Need to send money to a friend? It’s now instantaneous. Need to quickly deposit a check? It’s now so straightforward and simple you can do it by taking a picture. Want to start investing your money? It’s now no longer an intimidating process because you have unfettered access to advice and information all at the tips of your fingers.
While fintech’s adoption was relatively slow-going at first due to integration issues, it is now spreading more rapidly across the globe. Some of you may not have even noticed just how enmeshed your lives have become with financial technology, but for those of you who regularly use fintech, you would notice its absence quite quickly — and quite frustratingly. You probably don’t have cash in your wallet right now, right? And I bet you haven’t stepped foot inside your bank’s branch in the last six months, either. This is thanks to advancements in fintech. Even something as second nature as using your smartphone to make a payment is only possible because of financial technology.
These apps, tools, and resources are not only revolutionary, they are also affordable and accessible regardless of income. These are the three most significant ways consumers stand to benefit from financial technology:
- No more cash or plastic credit cards
Fintech is changing the nature of money. Some small businesses still require cash transactions as payments for their goods or services, so it may seem nonsensical to talk about how cash and credit cards are becoming obsolete, but the “death” of cash and credit cards is referring to the actual paper and plastic itself. This is a welcomed prospect by many consumers because, on average, we have around four credit cards in our wallets at all times (and when you think about it, how often do you use every single one of them?).
Companies have begun to create “all in one” credit cards, which will allow consumers to add as many payment methods as possible under one central credit card. In America, the Coin app allows consumers to combine all debit, credit, and loyalty cards together for easier access. Overseas, London-based app Curve also offers this same accessibility and convenience.

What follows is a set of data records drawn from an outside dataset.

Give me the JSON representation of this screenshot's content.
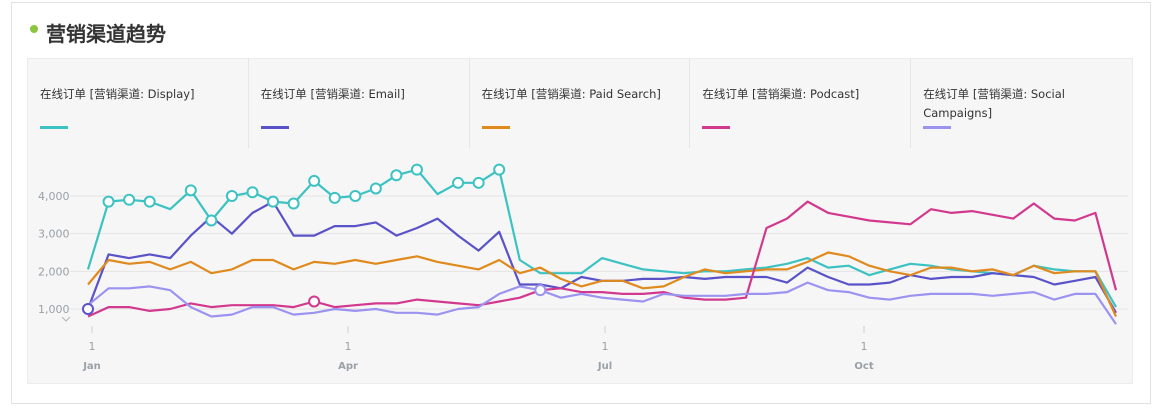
{
  "header": {
    "title": "营销渠道趋势"
  },
  "colors": {
    "title_dot": "#8cc63f",
    "series": [
      "#3cc2c2",
      "#5a52c8",
      "#e08a1e",
      "#d2398e",
      "#9b93f0"
    ]
  },
  "chart_data": {
    "type": "line",
    "title": "营销渠道趋势",
    "xlabel": "",
    "ylabel": "",
    "ylim": [
      800,
      4800
    ],
    "y_ticks": [
      "1,000",
      "2,000",
      "3,000",
      "4,000"
    ],
    "y_tick_values": [
      1000,
      2000,
      3000,
      4000
    ],
    "x_ticks": [
      {
        "day": "1",
        "month": "Jan"
      },
      {
        "day": "1",
        "month": "Apr"
      },
      {
        "day": "1",
        "month": "Jul"
      },
      {
        "day": "1",
        "month": "Oct"
      }
    ],
    "x_range": [
      "Jan 1",
      "Dec 31"
    ],
    "grid": true,
    "legend_position": "top",
    "series": [
      {
        "name": "在线订单 [营销渠道: Display]",
        "values": [
          2050,
          3850,
          3900,
          3850,
          3650,
          4150,
          3350,
          4000,
          4100,
          3850,
          3800,
          4400,
          3950,
          4000,
          4200,
          4550,
          4700,
          4050,
          4350,
          4350,
          4700,
          2300,
          1950,
          1950,
          1950,
          2350,
          2200,
          2050,
          2000,
          1950,
          2000,
          2000,
          2050,
          2100,
          2200,
          2350,
          2100,
          2150,
          1900,
          2050,
          2200,
          2150,
          2050,
          2000,
          1950,
          1900,
          2150,
          2050,
          2000,
          2000,
          1050
        ]
      },
      {
        "name": "在线订单 [营销渠道: Email]",
        "values": [
          1000,
          2450,
          2350,
          2450,
          2350,
          2950,
          3450,
          3000,
          3550,
          3850,
          2950,
          2950,
          3200,
          3200,
          3300,
          2950,
          3150,
          3400,
          2950,
          2550,
          3050,
          1650,
          1650,
          1550,
          1850,
          1750,
          1750,
          1800,
          1800,
          1850,
          1800,
          1850,
          1850,
          1850,
          1700,
          2100,
          1850,
          1650,
          1650,
          1700,
          1900,
          1800,
          1850,
          1850,
          1950,
          1900,
          1850,
          1650,
          1750,
          1850,
          900
        ]
      },
      {
        "name": "在线订单 [营销渠道: Paid Search]",
        "values": [
          1650,
          2300,
          2200,
          2250,
          2050,
          2250,
          1950,
          2050,
          2300,
          2300,
          2050,
          2250,
          2200,
          2300,
          2200,
          2300,
          2400,
          2250,
          2150,
          2050,
          2300,
          1950,
          2100,
          1800,
          1600,
          1750,
          1750,
          1550,
          1600,
          1850,
          2050,
          1950,
          2000,
          2050,
          2050,
          2250,
          2500,
          2400,
          2150,
          2000,
          1900,
          2100,
          2100,
          2000,
          2050,
          1900,
          2150,
          1950,
          2000,
          2000,
          800
        ]
      },
      {
        "name": "在线订单 [营销渠道: Podcast]",
        "values": [
          800,
          1050,
          1050,
          950,
          1000,
          1150,
          1050,
          1100,
          1100,
          1100,
          1050,
          1200,
          1050,
          1100,
          1150,
          1150,
          1250,
          1200,
          1150,
          1100,
          1200,
          1300,
          1500,
          1550,
          1450,
          1450,
          1400,
          1400,
          1450,
          1300,
          1250,
          1250,
          1300,
          3150,
          3400,
          3850,
          3550,
          3450,
          3350,
          3300,
          3250,
          3650,
          3550,
          3600,
          3500,
          3400,
          3800,
          3400,
          3350,
          3550,
          1500
        ]
      },
      {
        "name": "在线订单 [营销渠道: Social Campaigns]",
        "values": [
          1100,
          1550,
          1550,
          1600,
          1500,
          1050,
          800,
          850,
          1050,
          1050,
          850,
          900,
          1000,
          950,
          1000,
          900,
          900,
          850,
          1000,
          1050,
          1400,
          1600,
          1500,
          1300,
          1400,
          1300,
          1250,
          1200,
          1400,
          1350,
          1350,
          1350,
          1400,
          1400,
          1450,
          1700,
          1500,
          1450,
          1300,
          1250,
          1350,
          1400,
          1400,
          1400,
          1350,
          1400,
          1450,
          1250,
          1400,
          1400,
          600
        ]
      }
    ],
    "markers": [
      {
        "series": 0,
        "index": 1
      },
      {
        "series": 0,
        "index": 2
      },
      {
        "series": 0,
        "index": 3
      },
      {
        "series": 0,
        "index": 5
      },
      {
        "series": 0,
        "index": 6
      },
      {
        "series": 0,
        "index": 7
      },
      {
        "series": 0,
        "index": 8
      },
      {
        "series": 0,
        "index": 9
      },
      {
        "series": 0,
        "index": 10
      },
      {
        "series": 0,
        "index": 11
      },
      {
        "series": 0,
        "index": 12
      },
      {
        "series": 0,
        "index": 13
      },
      {
        "series": 0,
        "index": 14
      },
      {
        "series": 0,
        "index": 15
      },
      {
        "series": 0,
        "index": 16
      },
      {
        "series": 0,
        "index": 18
      },
      {
        "series": 0,
        "index": 19
      },
      {
        "series": 0,
        "index": 20
      },
      {
        "series": 1,
        "index": 0
      },
      {
        "series": 3,
        "index": 11
      },
      {
        "series": 4,
        "index": 22
      }
    ]
  }
}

- The rise of peer-to-peer lending
We’ve all been in situations where we need fast funding. Say, for example, you had an emergency expense come up but didn’t have the money to pay for it. Or, you were traveling and ran out of money before the end of your trip. Before, you’d have to go to a bank, apply for a loan, and wait a few weeks before you find out whether you were approved or denied. In other words, you had to hope for the best. Today, there are alternative funding options, like Lending Club, that allow you to borrow money from other people. You will get approved or denied in minutes, and you won’t have to worry about high interest rates and being tied to a financial institution. - An easier (and more affordable) way to save money
In the past, if you wanted someone to inform you on investment best practices, you would have to work with a financial advisor. Getting a third-party person involved in your personal finances comes with steep fees, which is counterintuitive when you are taking measures to save more money. Acorns is a great place to start for consumers who aren’t as familiar with available investing apps. When you shop, it will round up to the next dollar and pull that money from your account and into the app, which helps you save and invest all at the same time without even thinking about it.